Председатель поднялся, дотянулся до длинного шнурка и выключил вентилятор. Тот вращался все медленней, пока не остановился и не оставил комнату тесной и пронзительно неподвижной.
– Как партийные кадры мы, конечно, уполномочены лишь служить народу и следовать линии партии. Мы сдали его в ревкомитет, и там вынесли приговор. Его признали опасным элементом.
В горле у Папаши Лютни пересохло, но чаю ему больше не предлагали.
– Перевоспитание каторжными работами, – продолжил председатель, усаживаясь обратно. – Таково было заключение, и в должном порядке его забрали.
– А его жена, товарищ Завиток?
– Осужденная правоуклонистка и бесстыдный буржуазный элемент. Наказание то же. – Теперь председатель от жары словно расцвел. Он порозовел и зазолотился. – Возможно, эту тайную библиотеку построила мать товарища Вэня во время одной из войн, чтобы спрятать от захватчиков редкие книги. Она в прошлом году умерла, поэтому откуда нам знать? Вы, может, слыхали о ее отце, Старом Западе? Реакционный элемент, в свое время очень близкий к империалистскому режиму. Конечно же, когда-то Старый Запад был прославленным ученым, которого отправили за рубеж служить своей стране, а такие тайники когда-то были в порядке вещей… В конце концов, кто я, чтобы судить? Мы просто маленькая деревушка. И еще только осваиваем верную линию, – председатель улыбнулся Папаше Лютне. До чего же странной была эта улыбка: частью жалость, частью предупреждение. – Ревкомитетом руководит Чэнь И, разве нет? – ровно произнес он. – Полагаю, Чэнь И мог и уведомить вас о вынесенном приговоре.
– Расскажите, – сказал Папаша Лютня, игнорируя инсинуацию председателя, – как обнаружили библиотеку?
– Товарищ Вэнь с женой, как обычно, работали в поле. Их дочь залезла в провал. Она библиотеку и нашла. Должно быть, вход съехал из-за таяния льда, – он вылил остатки чая в цветочный горшок на полу, а затем беззвучно поставил чашку обратно на стол. – Там внизу было тепло. На самом деле, поуютнее, чем дом, где они жили. Кто-то из деревенских шел через поле и увидел, как товарищ Чжу Ли исчезла, как под землю провалилась.

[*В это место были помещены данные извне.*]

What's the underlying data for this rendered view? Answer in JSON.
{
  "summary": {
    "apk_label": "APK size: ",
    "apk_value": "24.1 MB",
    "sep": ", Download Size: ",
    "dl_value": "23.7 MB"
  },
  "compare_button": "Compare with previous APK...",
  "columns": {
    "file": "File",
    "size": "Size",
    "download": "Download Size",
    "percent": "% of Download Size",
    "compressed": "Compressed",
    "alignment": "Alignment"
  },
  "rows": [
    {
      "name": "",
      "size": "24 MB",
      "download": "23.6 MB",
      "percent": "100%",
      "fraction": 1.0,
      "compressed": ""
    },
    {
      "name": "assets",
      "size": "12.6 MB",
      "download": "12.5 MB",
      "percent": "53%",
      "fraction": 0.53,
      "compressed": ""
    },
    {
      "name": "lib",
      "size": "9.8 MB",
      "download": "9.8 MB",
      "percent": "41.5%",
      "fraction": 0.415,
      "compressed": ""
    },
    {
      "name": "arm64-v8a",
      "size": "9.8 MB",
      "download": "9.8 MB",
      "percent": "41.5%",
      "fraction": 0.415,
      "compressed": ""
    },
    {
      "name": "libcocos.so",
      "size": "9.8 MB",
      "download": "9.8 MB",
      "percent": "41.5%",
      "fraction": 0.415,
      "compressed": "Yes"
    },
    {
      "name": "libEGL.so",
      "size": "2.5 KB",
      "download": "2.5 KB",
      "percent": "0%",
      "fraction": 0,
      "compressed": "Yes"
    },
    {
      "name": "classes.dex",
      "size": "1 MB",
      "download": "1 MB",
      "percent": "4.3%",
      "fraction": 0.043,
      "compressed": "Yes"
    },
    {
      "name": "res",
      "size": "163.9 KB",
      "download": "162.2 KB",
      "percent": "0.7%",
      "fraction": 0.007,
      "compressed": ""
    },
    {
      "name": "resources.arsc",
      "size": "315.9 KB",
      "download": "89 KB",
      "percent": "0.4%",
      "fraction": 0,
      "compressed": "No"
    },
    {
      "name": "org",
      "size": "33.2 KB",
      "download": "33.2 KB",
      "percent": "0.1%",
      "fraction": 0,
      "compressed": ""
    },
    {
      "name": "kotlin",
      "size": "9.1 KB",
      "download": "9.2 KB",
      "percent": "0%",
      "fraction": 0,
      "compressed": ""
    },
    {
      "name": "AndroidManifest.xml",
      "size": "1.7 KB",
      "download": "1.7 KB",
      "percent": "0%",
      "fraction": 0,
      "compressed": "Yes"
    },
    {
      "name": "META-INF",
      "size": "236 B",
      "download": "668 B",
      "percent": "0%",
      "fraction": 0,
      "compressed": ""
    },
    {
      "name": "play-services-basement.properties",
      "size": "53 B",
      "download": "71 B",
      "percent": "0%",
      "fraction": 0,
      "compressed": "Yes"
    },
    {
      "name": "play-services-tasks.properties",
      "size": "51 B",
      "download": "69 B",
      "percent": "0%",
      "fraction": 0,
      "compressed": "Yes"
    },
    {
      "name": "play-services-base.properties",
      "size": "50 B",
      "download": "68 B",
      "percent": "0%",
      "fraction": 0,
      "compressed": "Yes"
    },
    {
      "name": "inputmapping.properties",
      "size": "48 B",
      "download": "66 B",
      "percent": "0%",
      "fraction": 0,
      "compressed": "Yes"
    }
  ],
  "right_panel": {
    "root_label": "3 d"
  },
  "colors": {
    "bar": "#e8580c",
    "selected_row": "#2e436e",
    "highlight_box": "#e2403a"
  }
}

Председатель изучал его, не таясь. Папаша Лютня, не отступая, уставился на него в ответ. Выражение неумолимости, крывшееся за выработанным изяществом, полуприкрытыми глазами и мягким, потным носом было ему знакомо. Молчание между ними сделалось задумчивым. Папаша Лютня закрыл глаза, а затем вновь посмотрел на председателя. Он как будто вышел из кабинета и снова зашел – через другую дверь.
– Я знавал вас в Ставке. Тогда, в сорок шестом. Правильно?
Тот просиял от удовольствия.
Папаша Лютня продолжил:
– Вас завербовали в оркестр. Возможно, дело было в сорок четвертом, может такое быть? – теперь он так и видел эти глаза, эту блестящую лысую голову, за гобоем. Дирижер поехал по деревням вербовать молодежь, а его друг, Ли Дэлунь, учил их играть. “Да этим детишкам инструменты и не снились!” – говаривал Дэлунь. Новобранцы даже держали гобои и трубы смешно, прогуливаясь с ними, как с новыми подружками. – Ах-ха-ха-ха, – сказал Папаша Лютня, пытаясь прочистить мысли.
– Разве не славное было время? – сказал председатель. – Учиться играть на гобое посреди японского вторжения, меняя образ мыслей и каждый субботний вечер давая бальные танцы. Великие вожди любят вальсы. Это меня удивило.
– Тут музыкального ансамбля нет, – сказал Папаша Лютня.
– Нет, тут нет.
– А гобой еще у вас?
Молчание. Председатель замялся, не будучи уверен, не издеваются ли над ним.
– Да, – признал он.
– Старина Раз-два, – сказал Папаша Лютня, вдруг припомнив, как того зовут. Все они участвовали в одних и тех же сеансах самокритики, которые на самом деле представляли собой не что иное, как неприкрытые нападки друг на друга. Этот был строг – но не садист в отличие от некоторых других. – Мы вас прозвали Раз-два, потому что у вас никогда не выходило считать в уме.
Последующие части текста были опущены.